[Xapian-devel] GSOC : Language Modelling for information retrieval with Diversified Search results

Gaurav Arora gauravarora.daiict at gmail.com
Sat Mar 24 19:52:50 GMT 2012


On Thu, Mar 22, 2012 at 3:04 PM, Olly Betts <olly at survex.com> wrote:

> On Thu, Mar 22, 2012 at 06:40:46AM +0530, Gaurav Arora wrote:
> > Language Modelling for Information retrieval approach  focus on building
> > probabilistic language models for documents and rank document based on
> > probability of model generating the query.Technique is heavy and costlier
> > than the traditional information retrieval technique but has proved to
> > preform better in literature than traditional methods.
> >
> > Language modelling approach performs better as it tries to capture word
> and
> > phrase association to capture user context.
>
> How well does it fit with Xapian's concept of what a weighting scheme is
> though?
>
>   Language Modelling  deviates a bit from the xapian concept of weighting
scheme.xapian considers weighting of document as *sum of scores* for
individual query keywords( score of terms taken from get_sumpart() from
weight class) added with extra part of score(taken from get_extrapart() of
weight class). whereas language modelling considers weighting of document
as *product of probability* of term occurring given the language model of
document.


> The scale of a project to implement this would be hugely different if
> you are essentially implementing a Xapian::Weight subclass, or
> implementing a whole new matcher, and possibly also new backend
> data-structures.  I've not look closely enough at LM to know which
> would be the case.
>
>    As per requirements of LM and available framework of xapian,inclusion
of LM to xapian will require

   1.) implementation of Xapain::Weight subclass for Language Model .
   2.) Modification of Matcher or new matcher  since LM requires to weight
by product of probability of term given with application of smoothing
factors using collection frequency of words and  normalized document length
(*Dirichlet* *smoothing*) instead of xapian current implementation which
sums individual contribution for terms.

LM requires collection frequency for the words while doing smoothing, i
checked using xapian-delve tool these statistics are maintained by the
backend data-structures. it <http://data-structures.it> will save
implementation of language  model from adding any data-structure to the
backend.


> BTW, on the very next page to the one you link to says:
>
>    Nevertheless, there is perhaps still insufficient evidence that its
>    performance so greatly exceeds that of a well-tuned traditional
>    vector space retrieval system as to justify changing an existing
>    implementation.
>
>
> http://nlp.stanford.edu/IR-book/html/htmledition/language-modeling-versus-other-approaches-in-ir-1.html
>
> Both DfR and Learning to Rank are claimed to outperform BM25 and vector
> space models too - do you know how LM compares to these?  I don't recall
> seeing any such comparisons myself.
>
>
LM cliams to outperform both BM25 and Vector space model when used with KL
divergence and Dirichlet smoothing.otherwise if LM is used without KL
divergence and Dirichlet smoothing BM25 outperforms LM.

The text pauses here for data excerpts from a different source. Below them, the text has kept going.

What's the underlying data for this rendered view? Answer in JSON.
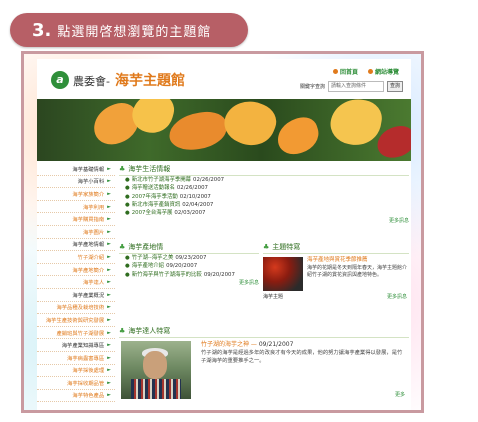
{
  "step": {
    "number": "3.",
    "text": "點選開啓想瀏覽的主題館"
  },
  "site": {
    "brand_prefix": "農委會-",
    "brand_title": "海芋主題館",
    "logo_letter": "a",
    "top_links": [
      "回首頁",
      "網站導覽"
    ],
    "search_label": "關鍵字查詢",
    "search_placeholder": "請輸入查詢條件",
    "search_button": "查詢"
  },
  "sidebar": {
    "items": [
      {
        "label": "海芋基礎情報",
        "kind": "head"
      },
      {
        "label": "海芋小百科",
        "kind": "head"
      },
      {
        "label": "海芋家族簡介",
        "kind": "link"
      },
      {
        "label": "海芋利用",
        "kind": "link"
      },
      {
        "label": "海芋購買指南",
        "kind": "link"
      },
      {
        "label": "海芋圖片",
        "kind": "link"
      },
      {
        "label": "海芋產地情報",
        "kind": "head"
      },
      {
        "label": "竹子湖介紹",
        "kind": "link"
      },
      {
        "label": "海芋產地簡介",
        "kind": "link"
      },
      {
        "label": "海芋達人",
        "kind": "link"
      },
      {
        "label": "海芋產業概況",
        "kind": "head"
      },
      {
        "label": "海芋品種及栽培技術",
        "kind": "link"
      },
      {
        "label": "海芋生產技術與研究發展",
        "kind": "link"
      },
      {
        "label": "產銷班與竹子湖發展",
        "kind": "link"
      },
      {
        "label": "海芋產業知識專區",
        "kind": "head"
      },
      {
        "label": "海芋病蟲害專區",
        "kind": "link"
      },
      {
        "label": "海芋採後處理",
        "kind": "link"
      },
      {
        "label": "海芋採收期品管",
        "kind": "link"
      },
      {
        "label": "海芋特色產品",
        "kind": "link"
      }
    ]
  },
  "main": {
    "news": {
      "title": "海芋生活情報",
      "items": [
        {
          "text": "新北市竹子湖海芋季開幕",
          "date": "02/26/2007"
        },
        {
          "text": "海芋贈送活動報名",
          "date": "02/26/2007"
        },
        {
          "text": "2007年海芋季活動",
          "date": "02/10/2007"
        },
        {
          "text": "新北市海芋產銷資訊",
          "date": "02/04/2007"
        },
        {
          "text": "2007全台海芋展",
          "date": "02/03/2007"
        }
      ],
      "more": "更多訊息"
    },
    "farm": {
      "title": "海芋產地情",
      "items": [
        {
          "text": "竹子湖--海芋之美",
          "date": "09/23/2007"
        },
        {
          "text": "海芋產地介紹",
          "date": "09/20/2007"
        },
        {
          "text": "新竹海芋與竹子湖海芋的比較",
          "date": "09/20/2007"
        }
      ],
      "more": "更多訊息"
    },
    "promo": {
      "title": "主題特寫",
      "headline": "海芋產地與賞花季節推薦",
      "text": "海芋的花期是冬天到隔年春天，海芋主題館介紹竹子湖的賞花資訊與產地特色。",
      "caption": "海芋主題",
      "more": "更多訊息"
    },
    "people": {
      "title": "海芋達人特寫",
      "headline": "竹子湖的海芋之神",
      "date": "09/21/2007",
      "text": "竹子湖的海芋是經過多年的改良才有今天的成果，他的努力讓海芋產業得以發展，是竹子湖海芋的重要推手之一。",
      "more": "更多"
    }
  }
}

 A comparative study which proves LM outperform BM25 model is presented by
http://dl.acm.org/citation.cfm?id=1378323 on page 6 ,Unigram language model
based on Kullback-Leibler divergence, using Dirichlet prior smoothing gives
best results and outperforms these models.

whereas in one comparison in available in
http://dl.acm.org/citation.cfm?id=1813934 shows DFR outperform LM. I could
not get any comparison between LM and Learning to rank.

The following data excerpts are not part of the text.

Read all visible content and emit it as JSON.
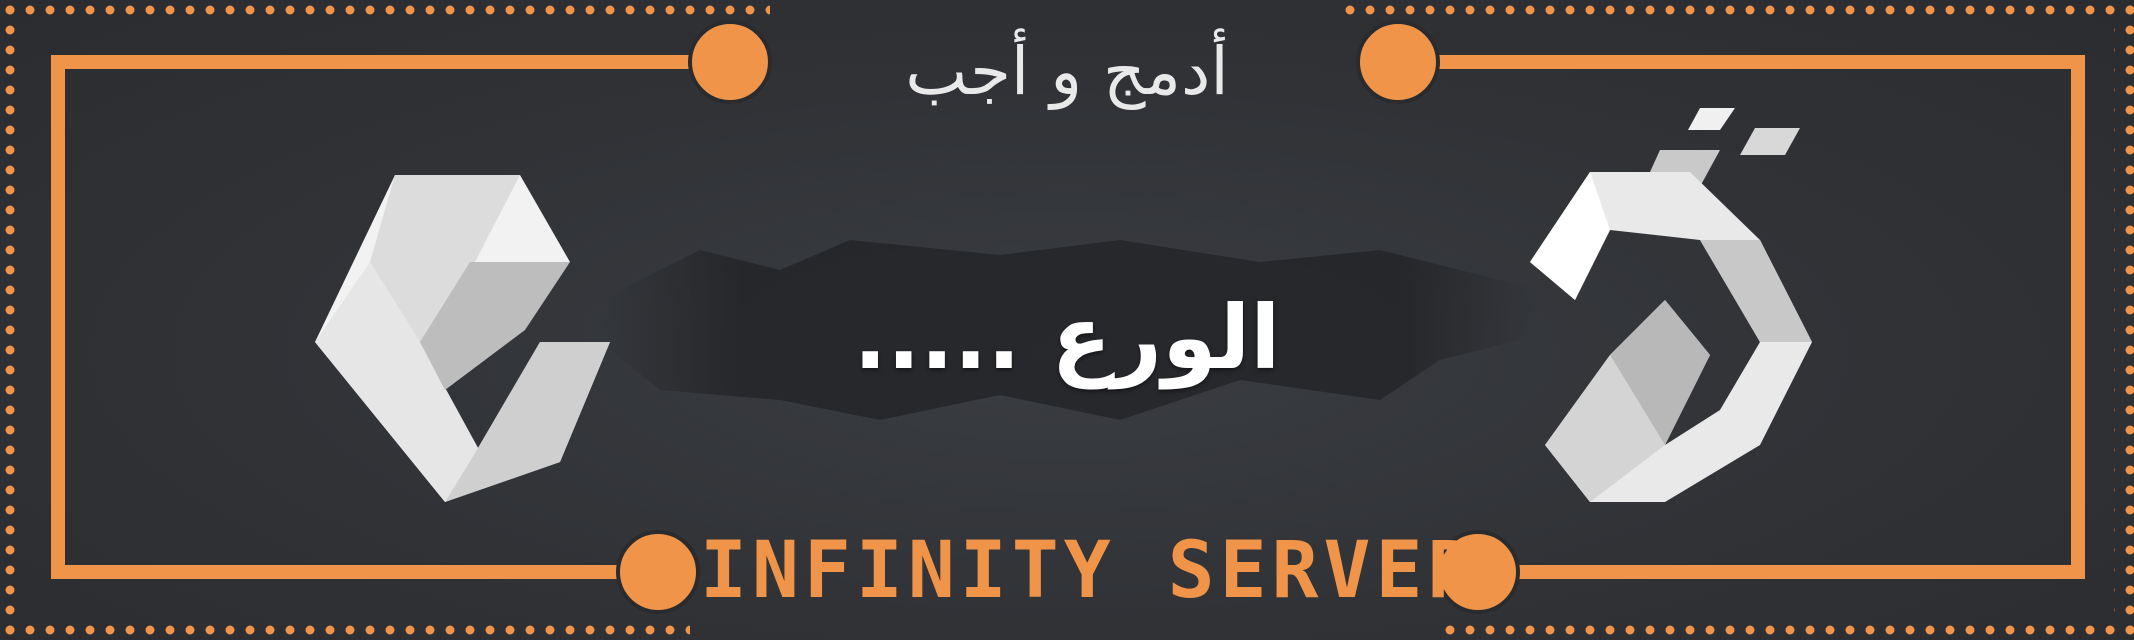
{
  "banner": {
    "top_title": "أدمج و أجب",
    "main_title": "الورع .....",
    "server_name": "INFINITY SERVER"
  },
  "icons": {
    "left_logo": "infinity-hexagon-logo-icon",
    "right_logo": "infinity-hexagon-logo-alt-icon"
  },
  "colors": {
    "background": "#303236",
    "accent_orange": "#f0944a",
    "title_white": "#ffffff",
    "logo_light": "#f2f2f2",
    "logo_shade": "#bdbdbd"
  }
}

Clinchant et. al. in Bridging Language Modeling and Divergence from
Randomness Models ( http://dl.acm.org/citation.cfm?id=1612342 ) propose a
approach which presents a log-logistic model which bridges gap between LM
and DFR and have proved to be performing either comparatively and also
outperform Language model on some standard document collection.

I would like to share one conjecture from initial paper of LM by Bruce
croft:

LM is simple enough to be explained to a user at intuitive level and
understanding of it will facilitate information in forming better queries.A
user that understand system at intuitive level will tend to think in-terms
of word which will help system distinguish document of interest from
everything else.

this intuitive behavior of LM with comparable performance of BM25 might
prove beneficial when xapian is used as application by real set of users to
search *gmane* due to better intuitive understanding of system which is
difficult to attain in other models due to inherent complex heuristics used.

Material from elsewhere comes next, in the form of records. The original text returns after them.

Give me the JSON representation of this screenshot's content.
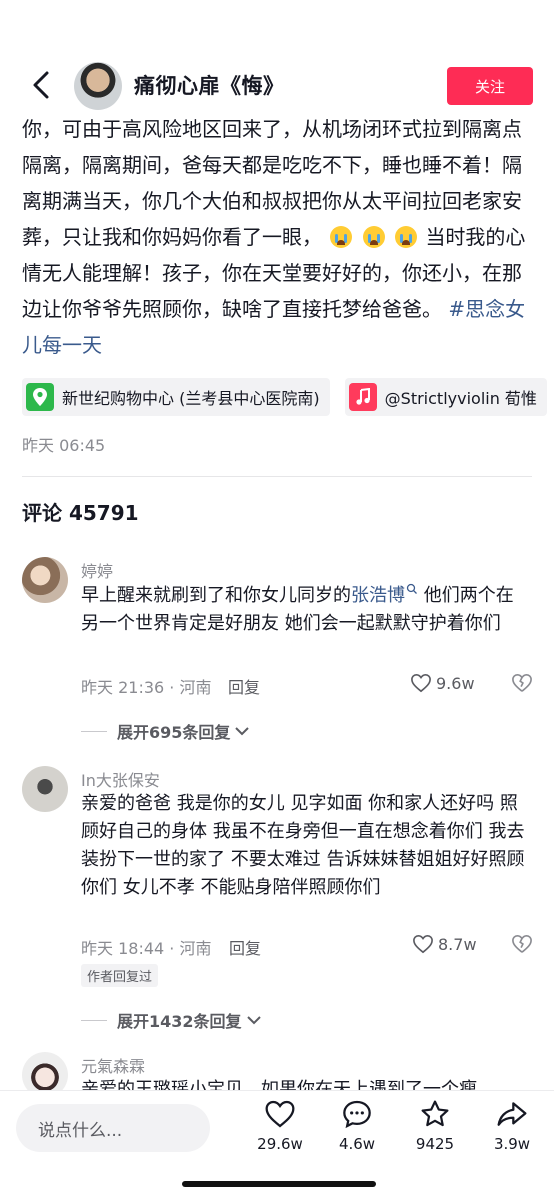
{
  "header": {
    "back_icon": "chevron-left-icon",
    "author_name": "痛彻心扉《悔》",
    "follow_label": "关注"
  },
  "post": {
    "caption_text": "你，可由于高风险地区回来了，从机场闭环式拉到隔离点隔离，隔离期间，爸每天都是吃吃不下，睡也睡不着！隔离期满当天，你几个大伯和叔叔把你从太平间拉回老家安葬，只让我和你妈妈你看了一眼，",
    "caption_text_2": "当时我的心情无人能理解！孩子，你在天堂要好好的，你还小，在那边让你爷爷先照顾你，缺啥了直接托梦给爸爸。",
    "hashtag": "#思念女儿每一天",
    "location_tag": "新世纪购物中心 (兰考县中心医院南)",
    "music_tag": "@Strictlyviolin 荀惟",
    "time": "昨天 06:45"
  },
  "comments_header": {
    "label": "评论",
    "count": "45791"
  },
  "comments": [
    {
      "name": "婷婷",
      "text_before": "早上醒来就刷到了和你女儿同岁的",
      "link": "张浩博",
      "text_after": " 他们两个在另一个世界肯定是好朋友 她们会一起默默守护着你们",
      "meta": "昨天 21:36 · 河南",
      "reply": "回复",
      "likes": "9.6w",
      "expand": "展开695条回复"
    },
    {
      "name": "In大张保安",
      "text": "亲爱的爸爸 我是你的女儿 见字如面 你和家人还好吗 照顾好自己的身体 我虽不在身旁但一直在想念着你们 我去装扮下一世的家了 不要太难过 告诉妹妹替姐姐好好照顾你们 女儿不孝 不能贴身陪伴照顾你们",
      "meta": "昨天 18:44 · 河南",
      "reply": "回复",
      "likes": "8.7w",
      "badge": "作者回复过",
      "expand": "展开1432条回复"
    },
    {
      "name": "元氣森霖",
      "text": "亲爱的王璐瑶小宝贝，如果你在天上遇到了一个瘦"
    }
  ],
  "bottom_bar": {
    "input_placeholder": "说点什么...",
    "likes": "29.6w",
    "comments": "4.6w",
    "favorites": "9425",
    "shares": "3.9w"
  },
  "colors": {
    "accent": "#fe2c55",
    "link": "#3a5a8c",
    "location_green": "#2db84b",
    "music_red": "#ff3b5c"
  }
}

Do mentors think it  will still be useful to include LM in xapian with
amount of work specified by modifying matcher and implementing weight
subclass?


> > Since search result diversification is its naive form performed by
> > expanding query with different context and adding document from different
> > context in final rank-list, thereby catering to all context of query.
> >
> > I was thinking if i can use the algorithm implemented in expanded set for
> > query expansion and implement a new algorithm in Search diversification
> in
> > this way query expansion feature of xapian will also get powerful.
>
> Possibly, but maybe it would be better to use an approach from the
> literature which has already been tried and evaluated?
>
>   yes,sorry for vague term in my description,with new algorithm i meant
algorithm not implemented in xapian but reported to be tried and evaluated
in literature.

I did a little survey on the Diversification of Search results.I found
algorithm categorized in two category viz. implicit and explicit.
Implicit algorithm use taxonomy or other categorization information
knowledge available like taxonomy available by http://www.dmoz.org .
whereas explicit algorithm avoid using any such information and relies on
queries and documents content and statistics only.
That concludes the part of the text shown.